Voilà pourquoi je pardonnai facilement sa distraction à mon éminent ami. Je me dis alors qu’en parcourant à deux les vieux quartiers de Cracovie, nous étions comme deux auteurs associés: l’un de nous était spécialiste des biens meubles, l’autre des biens immobiliers.

Adam Zagajewski, Solidarité, solitude (1986)

Le retrait, la dépossession

Jean SUR, Marché de Résurgences, XXXIX

Un physicien, qui est aussi un spécialiste du Talmud, explique que, pour créer le monde, il a fallu que Dieu, qui tenait toute la place et auprès de qui rien ne pouvait exister, se retire, s’absente, s’exile; c’est ce retrait qui a rendu la création possible. Ce Dieu-là n’est pas le boss dont Obama, fidèle en cela à Bush le fils, promet de « faire le boulot ». C’est l’Émigrant, ou l’Émigré, c’est l’Être ailleurs. Pour ce savant, il y a, sur ce point, concordance entre la théologie et la physique: les particules de la matière, comme d’ailleurs les lettres qui composent les mots, sont mis en scène, ou plutôt mis en vie, par le vide ou l’intervalle qui les sépare. La création serait donc retrait, dépossession. Juste le contraire, remarque ce physicien, des fantasmes de toute-puissance qu’alimentent les jeux électroniques.

Dans le travail musical aussi, dans cette création sans cesse renouvelée, la rencontre n’est possible que dans un mouvement de retrait et de dépossession de soi. C’est aussi le long apprentissage du lâcher-prise. Mais c’est encore l’affirmation que la création n’est possible que parce que chaque chanteur, chaque musicien accepte de laisser de la place aux autres. Et d’abord à soi-même, comme autre de l’autre. Ce qui renvoie à cette absolue nécessité du centre, de cette stricte et puissante individualisation dont je parle par ailleurs, sous le titre de La confrontation créative.

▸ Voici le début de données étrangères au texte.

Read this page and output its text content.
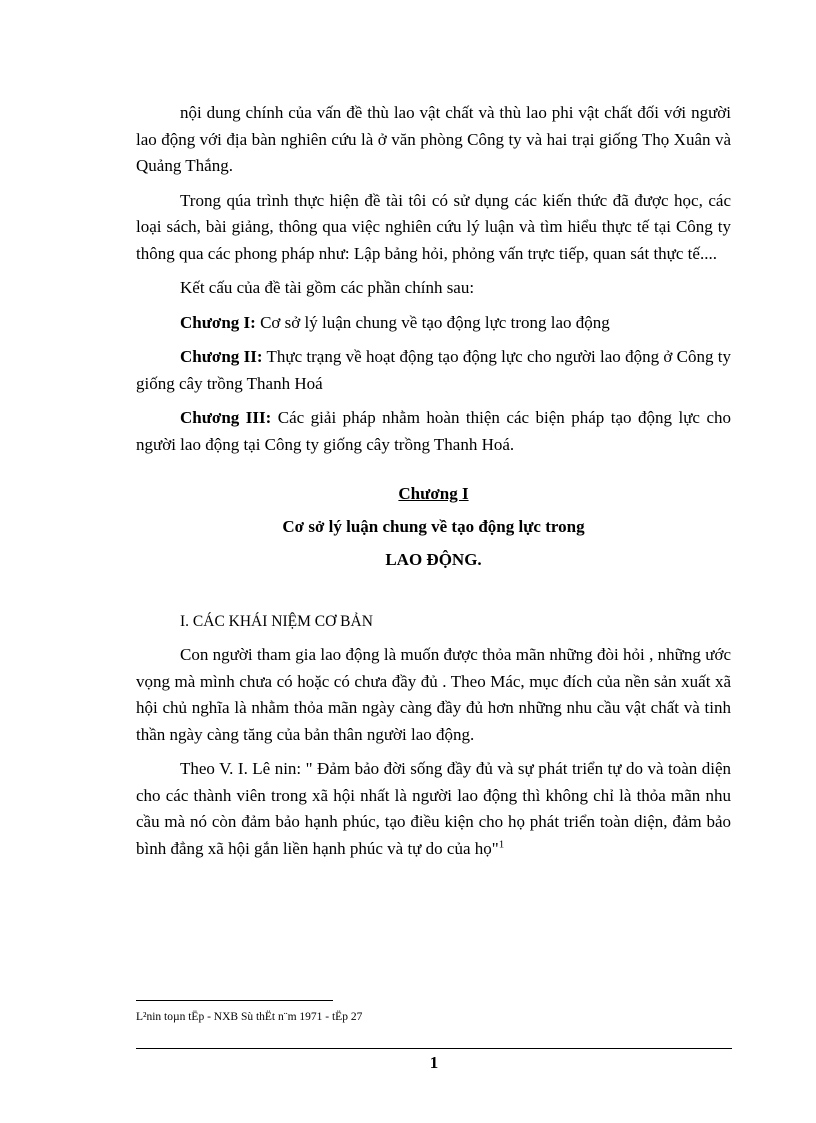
nội dung chính của vấn đề thù lao vật chất và thù lao phi vật chất đối với người lao động với địa bàn nghiên cứu là ở văn phòng Công ty và hai trại giống Thọ Xuân và Quảng Thắng.

Trong qúa trình thực hiện đề tài tôi có sử dụng các kiến thức đã được học, các loại sách, bài giảng, thông qua việc nghiên cứu lý luận và tìm hiểu thực tế tại Công ty thông qua các phong pháp như: Lập bảng hỏi, phỏng vấn trực tiếp, quan sát thực tế....

Kết cấu của đề tài gồm các phần chính sau:

Chương I: Cơ sở lý luận chung về tạo động lực trong lao động

Chương II: Thực trạng về hoạt động tạo động lực cho người lao động ở Công ty giống cây trồng Thanh Hoá

Chương III: Các giải pháp nhằm hoàn thiện các biện pháp tạo động lực cho người lao động tại Công ty giống cây trồng Thanh Hoá.

Chương I
Cơ sở lý luận chung về tạo động lực trong
LAO ĐỘNG.
I. CÁC KHÁI NIỆM CƠ BẢN

Con người tham gia lao động là muốn được thỏa mãn những đòi hỏi , những ước vọng mà mình chưa có hoặc có chưa đầy đủ . Theo Mác, mục đích của nền sản xuất xã hội chủ nghĩa là nhằm thỏa mãn ngày càng đầy đủ hơn những nhu cầu vật chất và tinh thần ngày càng tăng của bản thân người lao động.

Theo V. I. Lê nin: " Đảm bảo đời sống đầy đủ và sự phát triển tự do và toàn diện cho các thành viên trong xã hội nhất là người lao động thì không chỉ là thỏa mãn nhu cầu mà nó còn đảm bảo hạnh phúc, tạo điều kiện cho họ phát triển toàn diện, đảm bảo bình đẳng xã hội gắn liền hạnh phúc và tự do của họ"$^1$

L²nin toµn tËp - NXB Sù thËt n¨m 1971 - tËp 27
1
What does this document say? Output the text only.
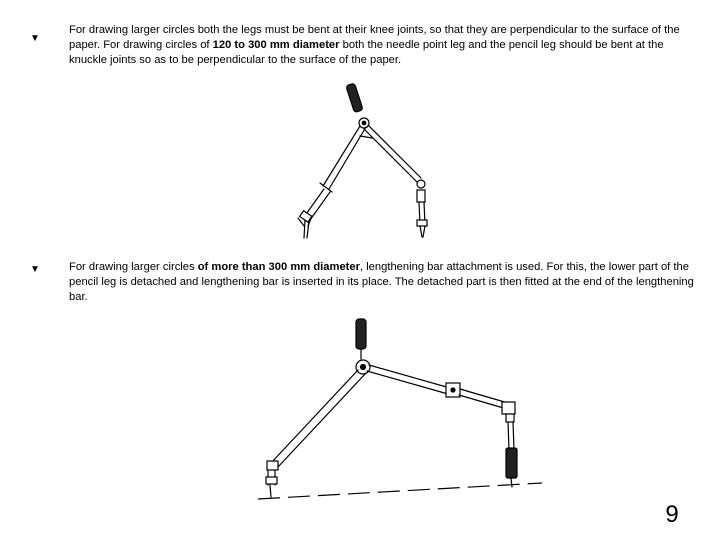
▼
For drawing larger circles both the legs must be bent at their knee joints, so that they are perpendicular to the surface of the paper. For drawing circles of 120 to 300 mm diameter both the needle point leg and the pencil leg should be bent at the knuckle joints so as to be perpendicular to the surface of the paper.
▼	For drawing larger circles of more than 300 mm diameter, lengthening bar attachment is used. For this, the lower part of the pencil leg is detached and lengthening bar is inserted in its place. The detached part is then fitted at the end of the lengthening bar.
9
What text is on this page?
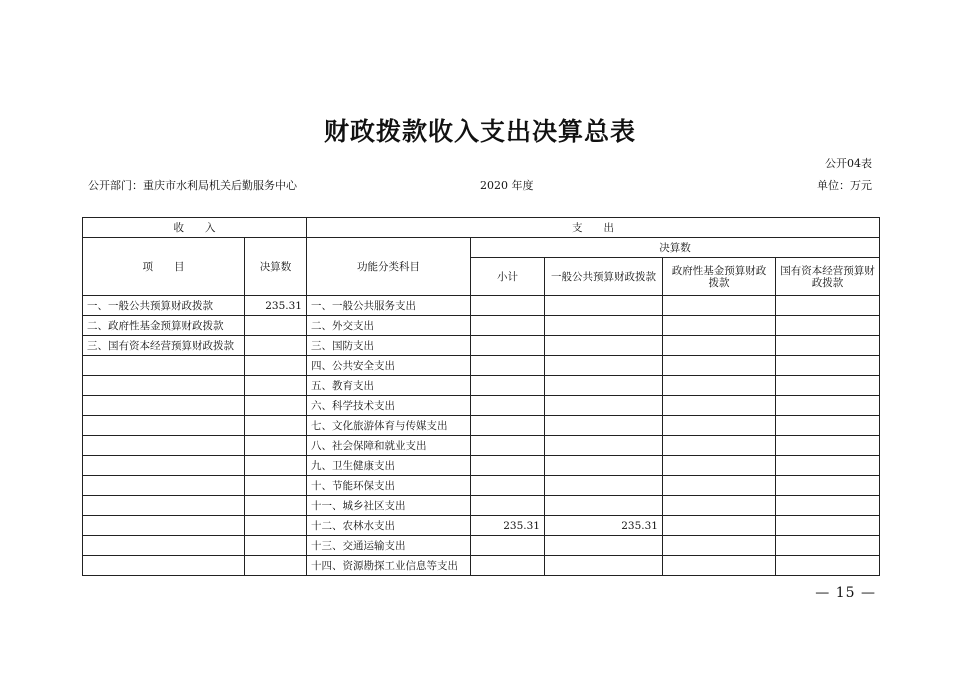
财政拨款收入支出决算总表
公开04表
公开部门：重庆市水利局机关后勤服务中心	2020 年度	单位：万元
收　　入		支　　出				
项　　目	决算数	功能分类科目	决算数			
			小计	一般公共预算财政拨款	政府性基金预算财政拨款	国有资本经营预算财政拨款
一、一般公共预算财政拨款	235.31	一、一般公共服务支出				
二、政府性基金预算财政拨款		二、外交支出				
三、国有资本经营预算财政拨款		三、国防支出				
		四、公共安全支出				
		五、教育支出				
		六、科学技术支出				
		七、文化旅游体育与传媒支出				
		八、社会保障和就业支出				
		九、卫生健康支出				
		十、节能环保支出				
		十一、城乡社区支出				
		十二、农林水支出	235.31	235.31		
		十三、交通运输支出				
		十四、资源勘探工业信息等支出				
— 15 —
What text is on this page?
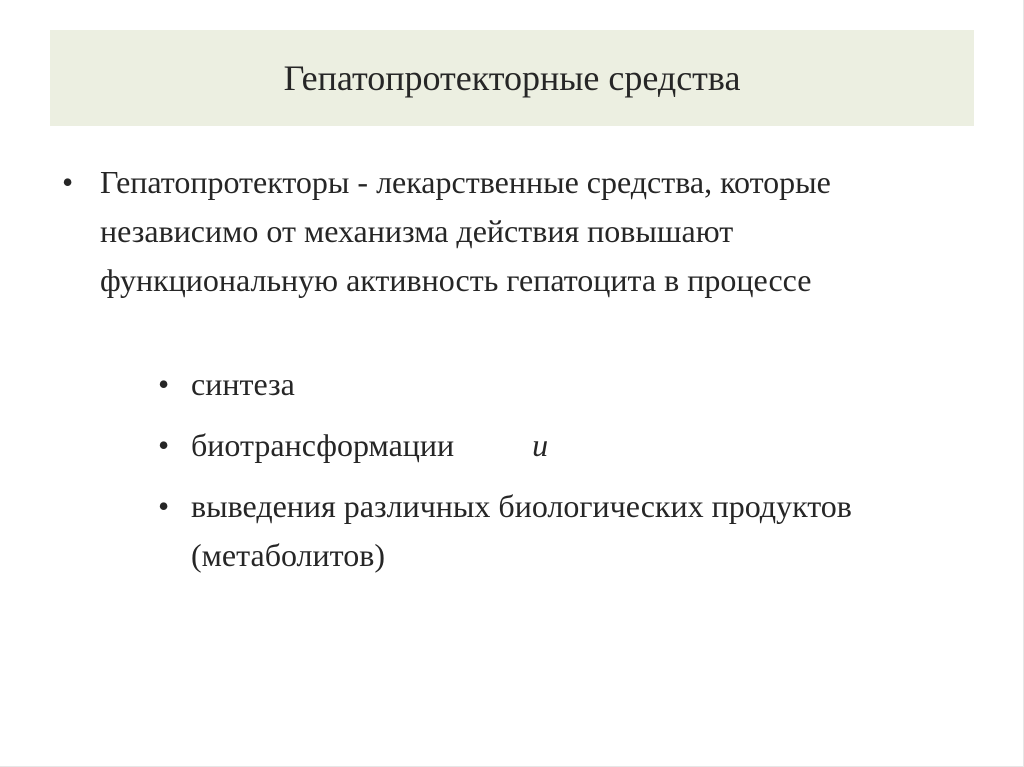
Гепатопротекторные средства
• Гепатопротекторы - лекарственные средства, которые независимо от механизма действия повышают функциональную активность гепатоцита в процессе
• синтеза
• биотрансформации и
• выведения различных биологических продуктов (метаболитов)
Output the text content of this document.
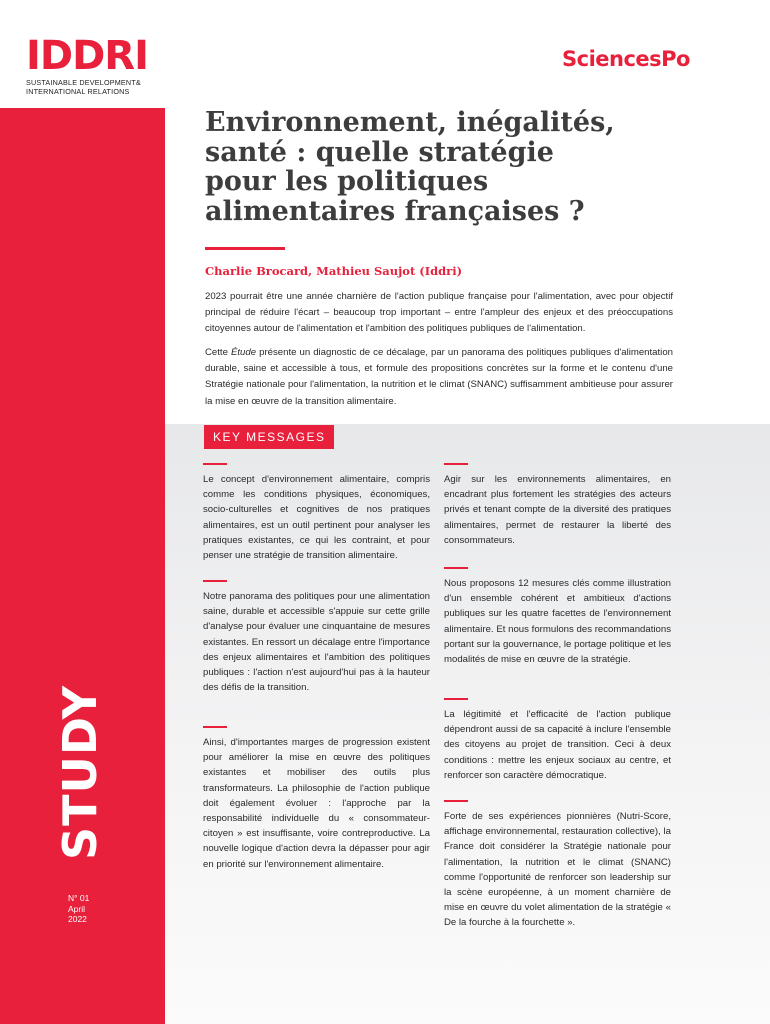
IDDRI
SUSTAINABLE DEVELOPMENT&
INTERNATIONAL RELATIONS
STUDY
N° 01
April
2022
SciencesPo
Environnement, inégalités,
santé : quelle stratégie
pour les politiques
alimentaires françaises ?
Charlie Brocard, Mathieu Saujot (Iddri)

2023 pourrait être une année charnière de l'action publique française pour l'alimentation, avec pour objectif principal de réduire l'écart – beaucoup trop important – entre l'ampleur des enjeux et des préoccupations citoyennes autour de l'alimentation et l'ambition des politiques publiques de l'alimentation.

Cette Étude présente un diagnostic de ce décalage, par un panorama des politiques publiques d'alimentation durable, saine et accessible à tous, et formule des propositions concrètes sur la forme et le contenu d'une Stratégie nationale pour l'alimentation, la nutrition et le climat (SNANC) suffisamment ambitieuse pour assurer la mise en œuvre de la transition alimentaire.

KEY MESSAGES

Le concept d'environnement alimentaire, compris comme les conditions physiques, économiques, socio-culturelles et cognitives de nos pratiques alimentaires, est un outil pertinent pour analyser les pratiques existantes, ce qui les contraint, et pour penser une stratégie de transition alimentaire.

Notre panorama des politiques pour une alimentation saine, durable et accessible s'appuie sur cette grille d'analyse pour évaluer une cinquantaine de mesures existantes. En ressort un décalage entre l'importance des enjeux alimentaires et l'ambition des politiques publiques : l'action n'est aujourd'hui pas à la hauteur des défis de la transition.

Ainsi, d'importantes marges de progression existent pour améliorer la mise en œuvre des politiques existantes et mobiliser des outils plus transformateurs. La philosophie de l'action publique doit également évoluer : l'approche par la responsabilité individuelle du « consommateur-citoyen » est insuffisante, voire contreproductive. La nouvelle logique d'action devra la dépasser pour agir en priorité sur l'environnement alimentaire.

Agir sur les environnements alimentaires, en encadrant plus fortement les stratégies des acteurs privés et tenant compte de la diversité des pratiques alimentaires, permet de restaurer la liberté des consommateurs.

Nous proposons 12 mesures clés comme illustration d'un ensemble cohérent et ambitieux d'actions publiques sur les quatre facettes de l'environnement alimentaire. Et nous formulons des recommandations portant sur la gouvernance, le portage politique et les modalités de mise en œuvre de la stratégie.

La légitimité et l'efficacité de l'action publique dépendront aussi de sa capacité à inclure l'ensemble des citoyens au projet de transition. Ceci à deux conditions : mettre les enjeux sociaux au centre, et renforcer son caractère démocratique.

Forte de ses expériences pionnières (Nutri-Score, affichage environnemental, restauration collective), la France doit considérer la Stratégie nationale pour l'alimentation, la nutrition et le climat (SNANC) comme l'opportunité de renforcer son leadership sur la scène européenne, à un moment charnière de mise en œuvre du volet alimentation de la stratégie « De la fourche à la fourchette ».
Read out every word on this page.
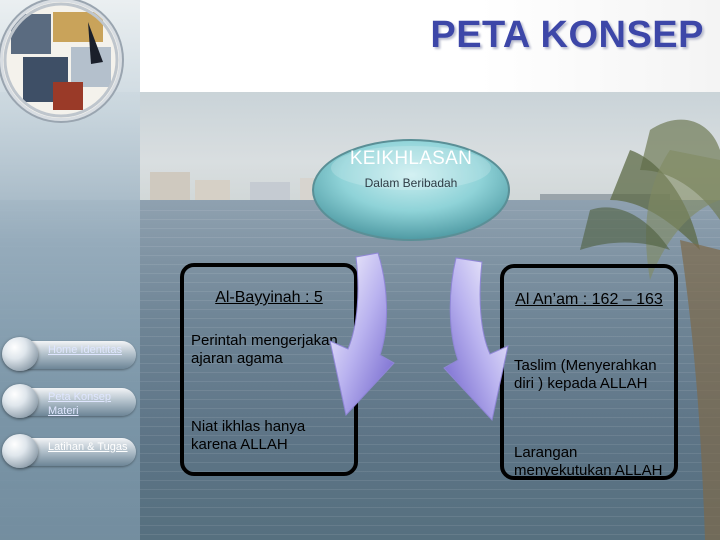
PETA KONSEP
Home Identitas
Peta Konsep Materi
Latihan & Tugas
KEIKHLASAN
Dalam Beribadah
Al-Bayyinah : 5
Perintah mengerjakan ajaran agama
Niat ikhlas hanya karena ALLAH
Al An’am : 162 – 163
Taslim (Menyerahkan diri ) kepada ALLAH
Larangan menyekutukan ALLAH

Il y a des manières d’illustrer cette idée-force, de la mettre en pratique, notamment dans la mise en espace du chœur, dans la mise en scène, je dirais plutôt la « mise en vie » par l’intervalle, par la distance, par le vide. Physiquement, en chantant loin l’un de l’autre, dans la distance qui sépare et l’écoute qui relie, mais aussi métaphoriquement, en travaillant sur les intervalles, à la fois comme « accord » et comme séparation/polyphonie/polyrythmie.